Bacterial Transduction: A Mode of Genetic Recombination

Bacterial transduction, or simply transduction, is a type of gene transfer where a bacterium transfers its DNA (or a portion of it) to another bacterium (that is not its offspring) by using a virus as a vector. Unlike other processes of gene transfer like horizontal gene transfer and conjugation, transduction does not require the physical contact between the host cell and the cell that will donate the DNA.

• In viruses, transduction occurs through either the lytic cycle or the lysogenic cycle, depending on the type of virus itself.
• During the lytic cycle, the virus penetrates through the penetration of the cell membrane and DNA replication process whereas during the lysogenic cycle, the virus fuses its DNA with the host.

The discovery of the process of transduction was traced back in 1952 when scientists Norton Zinder and Joshua Lederberg were studying the recombination in the bacterium Salmonella typhimurium. The researchers grew two different strains of the bacterium (one was met− his−, and the other was phe− trp− tyr−) on a medium with less nutritional components and when observed, no wild-type was found. Zinder and Lederberg, however, found out that when the two bacteria were combined, wild-type cells appeared.

• However, the researchers also found some “recombinants” (organisms with one or more segments or genes have been inserted into their DNA) in the culture.
• By preventing cell contact with filters of varying sizes, the researchers found the one responsible for the rise of the recombinants–a temperate bacteriophage of Salmonella.
• So instead of confirming the conjugation in the bacterium, the researchers discovered a new process of gene transfer in organisms, and this time, mediated by a virus.

This is a method of transduction that allows genes to be transferred from one bacterium to the other. This happens when a virus accidentally transfers its genetic material, the same way it infects animal cells & plant cells, and other bacterial cells.

• Virus (or bacterial phages, in this case) cannot replicate their own DNA; thus, they infect a host cell and take over the machinery to replicate their own. When it is done, parts of the virus are aggregated and released to infect other cells.
• To complete the process, parts of the host chromosomes must be destroyed and needs to be reassembled for the viral DNA to be inserted.
• Due to random chances of infection, the viral DNA is not inserted but the DNA of its previous host bacterial cell. And if any recombination happens in the cell with the new set of genes that is when you call the process of generalized transduction.
• This type of transduction occurs during the lytic cycle of the virus where it invades and incorporates its own DNA to the host’s. Eventually, the virus will kill its host by bursting the cell (hence lysis). New viral cells are then ready to infect other cells.

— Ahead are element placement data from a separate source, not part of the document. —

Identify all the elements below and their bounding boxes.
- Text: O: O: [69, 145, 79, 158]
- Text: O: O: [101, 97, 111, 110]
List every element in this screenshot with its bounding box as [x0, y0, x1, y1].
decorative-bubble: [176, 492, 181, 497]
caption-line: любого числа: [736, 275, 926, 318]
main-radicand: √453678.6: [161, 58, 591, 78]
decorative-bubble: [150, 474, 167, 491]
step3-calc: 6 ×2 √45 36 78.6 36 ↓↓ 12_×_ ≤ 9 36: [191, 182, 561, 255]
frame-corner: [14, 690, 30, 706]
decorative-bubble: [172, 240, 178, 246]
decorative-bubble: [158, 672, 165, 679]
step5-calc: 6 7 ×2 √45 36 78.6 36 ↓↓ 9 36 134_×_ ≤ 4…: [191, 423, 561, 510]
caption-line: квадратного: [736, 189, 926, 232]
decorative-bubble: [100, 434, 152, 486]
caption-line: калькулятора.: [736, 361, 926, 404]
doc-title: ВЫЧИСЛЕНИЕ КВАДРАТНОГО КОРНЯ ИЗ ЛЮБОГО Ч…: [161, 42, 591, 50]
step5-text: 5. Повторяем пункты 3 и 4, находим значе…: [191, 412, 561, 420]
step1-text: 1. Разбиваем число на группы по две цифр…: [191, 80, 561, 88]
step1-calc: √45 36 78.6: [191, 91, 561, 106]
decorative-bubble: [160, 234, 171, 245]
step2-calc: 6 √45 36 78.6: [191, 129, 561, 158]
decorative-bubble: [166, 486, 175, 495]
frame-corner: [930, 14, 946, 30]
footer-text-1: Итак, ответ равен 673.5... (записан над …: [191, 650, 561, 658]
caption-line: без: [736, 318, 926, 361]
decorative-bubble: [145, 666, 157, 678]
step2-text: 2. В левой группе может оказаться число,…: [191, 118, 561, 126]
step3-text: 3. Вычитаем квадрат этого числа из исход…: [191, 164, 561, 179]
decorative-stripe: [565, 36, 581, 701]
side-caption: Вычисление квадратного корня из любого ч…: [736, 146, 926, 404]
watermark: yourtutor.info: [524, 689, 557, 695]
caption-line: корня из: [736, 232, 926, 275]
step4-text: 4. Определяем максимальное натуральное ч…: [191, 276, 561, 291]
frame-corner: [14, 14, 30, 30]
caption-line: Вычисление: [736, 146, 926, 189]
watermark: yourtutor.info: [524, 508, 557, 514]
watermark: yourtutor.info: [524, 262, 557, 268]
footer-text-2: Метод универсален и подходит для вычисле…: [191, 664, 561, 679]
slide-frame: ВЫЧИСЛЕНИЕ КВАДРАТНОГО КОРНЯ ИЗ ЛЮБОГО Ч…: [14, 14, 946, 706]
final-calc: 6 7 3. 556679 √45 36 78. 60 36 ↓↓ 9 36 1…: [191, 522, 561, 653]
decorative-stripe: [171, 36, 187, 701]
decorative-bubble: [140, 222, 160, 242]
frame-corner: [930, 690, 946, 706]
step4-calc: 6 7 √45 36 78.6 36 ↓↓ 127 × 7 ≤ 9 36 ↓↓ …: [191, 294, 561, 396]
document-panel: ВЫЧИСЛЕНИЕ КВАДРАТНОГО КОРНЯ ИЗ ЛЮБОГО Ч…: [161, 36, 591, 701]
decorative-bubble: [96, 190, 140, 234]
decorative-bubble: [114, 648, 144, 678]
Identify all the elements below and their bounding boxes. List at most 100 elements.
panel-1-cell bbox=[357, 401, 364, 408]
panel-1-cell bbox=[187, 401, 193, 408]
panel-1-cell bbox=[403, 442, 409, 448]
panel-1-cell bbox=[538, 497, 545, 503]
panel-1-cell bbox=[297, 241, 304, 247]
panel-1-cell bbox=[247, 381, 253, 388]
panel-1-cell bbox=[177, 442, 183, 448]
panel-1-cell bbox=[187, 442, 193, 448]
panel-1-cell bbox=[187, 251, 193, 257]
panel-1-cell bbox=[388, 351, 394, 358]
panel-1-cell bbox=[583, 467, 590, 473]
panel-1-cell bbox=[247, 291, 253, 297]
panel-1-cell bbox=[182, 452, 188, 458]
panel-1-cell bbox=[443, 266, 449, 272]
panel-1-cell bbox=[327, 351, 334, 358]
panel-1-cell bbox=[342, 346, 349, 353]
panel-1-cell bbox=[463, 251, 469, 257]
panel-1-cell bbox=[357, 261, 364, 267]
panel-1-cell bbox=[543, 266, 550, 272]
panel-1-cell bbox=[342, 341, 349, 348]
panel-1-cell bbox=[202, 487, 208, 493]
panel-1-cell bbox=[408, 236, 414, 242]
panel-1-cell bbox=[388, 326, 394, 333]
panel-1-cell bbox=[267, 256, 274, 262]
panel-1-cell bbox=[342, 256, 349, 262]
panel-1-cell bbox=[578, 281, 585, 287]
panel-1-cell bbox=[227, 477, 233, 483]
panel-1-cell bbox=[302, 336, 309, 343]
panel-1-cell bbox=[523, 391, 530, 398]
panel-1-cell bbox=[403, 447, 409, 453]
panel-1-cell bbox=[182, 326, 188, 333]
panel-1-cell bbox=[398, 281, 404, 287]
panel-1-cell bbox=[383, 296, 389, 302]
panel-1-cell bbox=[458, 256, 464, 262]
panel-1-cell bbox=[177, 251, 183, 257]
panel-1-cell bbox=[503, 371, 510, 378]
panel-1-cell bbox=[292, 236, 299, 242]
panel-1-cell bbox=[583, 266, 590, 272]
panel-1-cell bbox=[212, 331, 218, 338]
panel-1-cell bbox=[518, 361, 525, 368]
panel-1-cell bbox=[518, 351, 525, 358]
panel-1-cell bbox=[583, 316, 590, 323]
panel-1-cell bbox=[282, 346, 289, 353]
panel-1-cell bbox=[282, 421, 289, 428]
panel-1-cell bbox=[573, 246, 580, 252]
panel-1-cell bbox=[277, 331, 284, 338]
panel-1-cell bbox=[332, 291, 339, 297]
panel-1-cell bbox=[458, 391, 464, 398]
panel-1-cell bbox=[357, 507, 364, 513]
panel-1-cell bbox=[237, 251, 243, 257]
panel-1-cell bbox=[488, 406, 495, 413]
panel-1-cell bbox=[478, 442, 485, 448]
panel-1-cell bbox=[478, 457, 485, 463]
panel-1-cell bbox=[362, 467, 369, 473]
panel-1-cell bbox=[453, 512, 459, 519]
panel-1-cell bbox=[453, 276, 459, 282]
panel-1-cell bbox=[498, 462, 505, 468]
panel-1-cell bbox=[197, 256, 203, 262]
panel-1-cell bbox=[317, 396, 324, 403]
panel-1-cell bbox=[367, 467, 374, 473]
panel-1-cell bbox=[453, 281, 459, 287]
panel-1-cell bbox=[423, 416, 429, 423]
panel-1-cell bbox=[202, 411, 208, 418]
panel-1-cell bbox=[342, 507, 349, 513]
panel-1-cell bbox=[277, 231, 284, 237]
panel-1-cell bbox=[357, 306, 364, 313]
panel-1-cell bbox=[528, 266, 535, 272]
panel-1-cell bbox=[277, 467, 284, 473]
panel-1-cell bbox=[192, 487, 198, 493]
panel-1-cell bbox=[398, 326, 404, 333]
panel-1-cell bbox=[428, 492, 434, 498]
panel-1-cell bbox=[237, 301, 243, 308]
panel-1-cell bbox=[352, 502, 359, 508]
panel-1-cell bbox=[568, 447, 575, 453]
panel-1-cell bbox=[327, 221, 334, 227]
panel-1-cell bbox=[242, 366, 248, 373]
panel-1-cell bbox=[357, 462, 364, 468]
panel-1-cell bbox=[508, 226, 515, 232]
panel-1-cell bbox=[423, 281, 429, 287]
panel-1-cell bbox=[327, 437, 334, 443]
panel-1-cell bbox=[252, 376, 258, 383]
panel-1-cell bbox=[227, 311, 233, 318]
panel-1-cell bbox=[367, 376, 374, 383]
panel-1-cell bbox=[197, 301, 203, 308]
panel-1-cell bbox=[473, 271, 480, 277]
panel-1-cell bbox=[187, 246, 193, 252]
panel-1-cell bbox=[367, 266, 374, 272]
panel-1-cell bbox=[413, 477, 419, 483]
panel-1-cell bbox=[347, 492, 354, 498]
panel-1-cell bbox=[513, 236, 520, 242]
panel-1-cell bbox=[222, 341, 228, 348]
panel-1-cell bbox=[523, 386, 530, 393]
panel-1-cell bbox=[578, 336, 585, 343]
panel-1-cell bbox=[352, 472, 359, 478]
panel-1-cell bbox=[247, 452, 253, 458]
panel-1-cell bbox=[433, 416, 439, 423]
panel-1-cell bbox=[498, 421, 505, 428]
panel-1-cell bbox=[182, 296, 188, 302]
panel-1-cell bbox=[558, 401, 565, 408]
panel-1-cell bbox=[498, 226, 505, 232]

As it name suggests, this kind of transduction involves the specific insertion of the viral DNA to the host cell.

• Specialized transduction occurs in the life cycle of the virus and involves an additional phase that somehow is different from the typical life cycle. In particular, it occurs during the lysogenic sequence of viral infection.
• As a result, a specific spot on the host’s chromosome gets inserted with bacterial chromosome.
• In order to complete the cycle, the virus then re-undergoes the lytic cycle in order to transfer the genes to a new cell.
• In contrast with generalized transduction, the viral DNA do not immediately kills the host cell. Instead, it goes dormant as it inserts its own DNA to the host and allows it to grow while the viral DNA gets replicated. Soon, the virus will reactivate its machinery and eventually kill the host.

The amount of DNA packaged inside the head of the virus is largely dependent on the size of the head itself. The cutting of the host chromosome is done randomly, with all genes having the same probability of being packaged and transmitted to the vector.

• Hence, the closer the genes are to each other, the higher chance of them being packaged in the same fragment of DNA.
• Thus, bacterial genes can be mapped by calculating their frequencies of being transduced.

The process of bacterial transduction generally increases genetic diversity. This is very important as it allows organisms to adapt to any changes in their environment.

• Gene recombination is also one of the fundamental cores of the very process of evolution.

At present, the phenomenon of antibiotic resistance is becoming widespread. Transduction is specifically important as it can explain the mechanism by which antibiotics become ineffective because of the transfer of the genes among bacteria.

• A lot of present studies are now gearing towards combating this phenomenon.